Monday, February 13, 2006

In search of the lost cord

Part I: Rude awakening

I woke up from a sound sleep ready to start something on a glorious sunny Saturday morning. The new rec center, strategically located close to both home and work, has an adult open gym for basketball on Saturday mornings, and I've been itching to bounce around the hardwood. So I put on my Chucks, and on the way I clocked the distance for future bike rides, about five miles.

When I pulled into the parking lot, a couple of young guys, wearing sweats and carrying bags, were getting out of a car. Define young: I'm guessing a couple of years out of college, clean-cut frat men with jobs, living in the suburbs and ready to play on the weekend.

In the gym, a full-court game is in progress, so I watch and I like what I see: people who run the floor, play defense, rebound, and actually pass the ball, and I don't like what I see: pumped-up guys too quick for me to finesse and too strong for me to stop. Half of them are playing the kind of up-tempo game I last played in 1975, and the other half are about my speed, mismatched and not keeping up. It's a reality check: Saturday morning roundball is not going to happen. It's time to check out the Monday afternoon 50+ open gym.

I took a different way home that I've never driven before and found out how Worthmore Road connects with Cuyahoga Avenue. While I was out, since it's such a nice day, I figured I would fix my flat, so I went to the bike shop on Schocking Road and bought a new tire for the Schwinn. The old one "lost its bead" and wouldn't contain an inflated tube. I'm not sure how that works as a metaphor, but there it is: old tires eventually go bad. I had a good conversation with the man at the bike shop in overalls and a soul-patch, and he had lots of information about trails cross-crossing Swingstate and our neighboring Mountainstate.

Part II: You scratch my back, I'll scratch yours

I put the new tire and the old tube on the rim and went to put air in it, but the "free air" hose was out of order at four different gas stations along State Street. What is this, an epidemic? However, on the way I passed Big Mike and his crew, barrel-chested guys with ropes and saws, taking down a tree in a front yard on Walnut Street, so I rolled down the window and asked if the wood was spoken for. "Take as much as you want, but it's gotta be gone by Sunday."

I did the rest of my chores and came back late in the afternoon when they were done for the day. Just to be sure, I knocked on the door of the big brick house with wrought-iron window boxes and asked the young mother in the Virginia sweatshirt if the wood was available. She said fine, take all you want, and we chatted. She walks her five-year-old past our little brick house around the corner on their way to school every morning, and it's taking them as long to renovate their 1880s house as it is us. I loaded all the small stuff I could lift. Big Mike just happened to drive by and said he'd cut up the big pieces if I'd haul them away, I said when, he said tomorrow morning, I said what time, he said 8:30, I said I'll be there.

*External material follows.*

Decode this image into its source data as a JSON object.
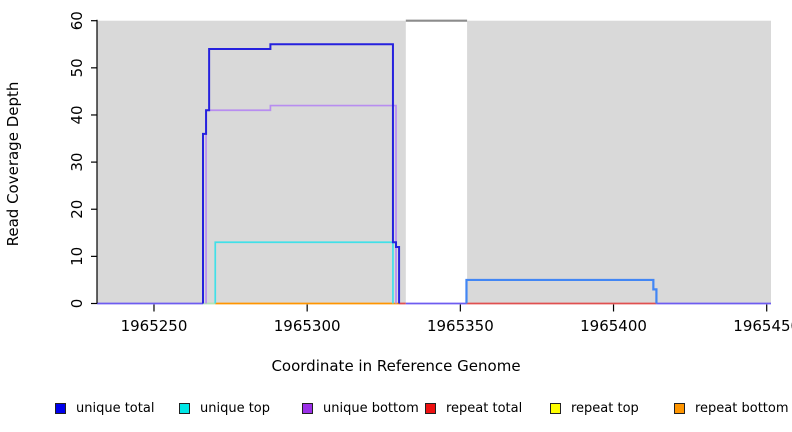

Sunday morning was clear and crisp, and Mike was true to his word. With his big chainsaw, my little truck, his sidekick and me loading, we removed all of the 110-year-old catalpa. I paced it off: 15 feet around at the base. It took four trips in the 3/4 ton Ranger; do the math, that's three tons of firewood drying out in the back yard of Om Shanty awaiting my splitting maul. I figure about two cords, which ought to get us through next winter.

Part III: On a roll

Backing up to the gate to unload wood caused me to look more closely at the hinges that have been coming loose for several months. Maybe I don't have to replace them after all. It's the screws that are too short, not the hinges themselves, so I rummaged through the pint jar of old screws on a shelf in the garage and found half a dozen that are twice as long as the shorties that came with Home Despot's el cheapo hinges. Once the longer screws were in the propped-up gate, they reached through the boards and 2x4 into the post and kept the gate from sagging. This would have been obvious the first time to a skilled handyman, but it was a minor triumph for the mechanically challenged.

As I was putting away the screws and screwdriver, I was confronted by the broken garage-door spring that's been hanging loose for a week. The door continued to work with only one spring, but I didn't want to press my luck. Looking closely at the good spring revealed how it connected to the garage frame on one end (big screw-hook) and the track the door rolls up and down on the other end (little S-hook on a cable). With the door open and the spring slack, it was a simple matter to slide the broken coils onto the intact end of the spring, hook that on the screw-hook, and loop the cable onto the S-hook. Voila!

Was it the full moon making its way around the globe to shine its brilliant reflected light on central Swingstate, or just a burst of creative problem-solving energy released in my obtuse brain by a morning of manual labor? Whatever it was, the forces were with me, and the improvised garage door worked, just as the improvised gate hinges worked, and the impromptu barter of labor for firewood worked. After a large lunch and a long, slow stretch to heal my aching sacro-iliac joint, I even found a gas station with an air hose that worked.